Probing pristine and defective NiB6 monolayer as promising anode materials for Li/Na/K ion batteries

Abstract

Two-dimensional material NiB6 has attracted attention and predicted to be a potential candidate for next-generation nanoscale devices duo to its excellent mechanical and electronic properties. In this section, by using first-principles calculations, the pristine and defect-containing NiB6 substrates as a potential anode for alkali metal ion batteries are systematically studied.
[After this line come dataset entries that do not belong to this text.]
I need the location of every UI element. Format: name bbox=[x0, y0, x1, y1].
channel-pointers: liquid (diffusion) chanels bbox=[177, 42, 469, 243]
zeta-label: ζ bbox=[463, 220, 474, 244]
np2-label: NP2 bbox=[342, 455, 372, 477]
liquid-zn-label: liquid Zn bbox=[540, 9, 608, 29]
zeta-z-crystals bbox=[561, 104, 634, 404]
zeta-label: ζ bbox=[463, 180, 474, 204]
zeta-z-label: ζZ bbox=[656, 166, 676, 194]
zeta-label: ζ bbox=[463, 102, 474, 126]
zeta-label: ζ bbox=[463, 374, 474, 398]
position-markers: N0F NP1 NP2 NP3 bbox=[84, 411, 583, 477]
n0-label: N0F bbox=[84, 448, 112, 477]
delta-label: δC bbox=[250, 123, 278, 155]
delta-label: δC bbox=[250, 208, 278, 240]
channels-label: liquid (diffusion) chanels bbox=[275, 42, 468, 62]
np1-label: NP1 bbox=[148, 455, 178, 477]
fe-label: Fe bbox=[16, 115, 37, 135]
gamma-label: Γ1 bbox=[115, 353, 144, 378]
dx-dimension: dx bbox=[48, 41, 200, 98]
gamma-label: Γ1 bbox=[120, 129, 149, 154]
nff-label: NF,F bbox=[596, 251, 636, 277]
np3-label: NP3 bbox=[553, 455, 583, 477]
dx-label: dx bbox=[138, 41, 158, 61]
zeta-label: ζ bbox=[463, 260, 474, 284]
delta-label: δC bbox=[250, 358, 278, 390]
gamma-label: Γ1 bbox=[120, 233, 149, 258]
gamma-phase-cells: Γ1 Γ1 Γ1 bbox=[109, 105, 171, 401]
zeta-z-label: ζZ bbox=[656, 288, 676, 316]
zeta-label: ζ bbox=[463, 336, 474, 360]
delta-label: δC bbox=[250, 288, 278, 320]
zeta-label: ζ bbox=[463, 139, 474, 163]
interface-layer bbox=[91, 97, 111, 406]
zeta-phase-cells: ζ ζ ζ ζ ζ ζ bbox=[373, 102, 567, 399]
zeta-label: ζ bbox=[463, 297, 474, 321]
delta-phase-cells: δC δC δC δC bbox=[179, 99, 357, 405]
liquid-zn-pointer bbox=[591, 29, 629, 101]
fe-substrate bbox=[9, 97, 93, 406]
Our calculated results show that the pristine NiB6 monolayer might has promising application for alkali-ion batteries due to its large adsorption energy, high specific capacity (1301.61 mA·h·g−1), and fast migration capability (energy barrier is 0.43/0.23/0.14 eV for Li/Na/K). Meanwhile, pristine NiB6 monolayer can also provide an appropriate average open circuit voltage (0.96/0.71/0.69 V for Li/Na/K). Alkali metal atoms adsorption and diffusion mechanism on the selective defective NiB6 substrates show that defect sites tend to act as metal trapping sites, which improve the NiB6 monolayer adsorption ability of alkali metal atoms but hinder the metal atoms diffusion around the defects. The present study lays a foundation for ion battery applications of NiB6 monolayer and offers a better understanding of the defect effects on alkali metal atoms adsorption and diffusion properties on low-dimensional materials.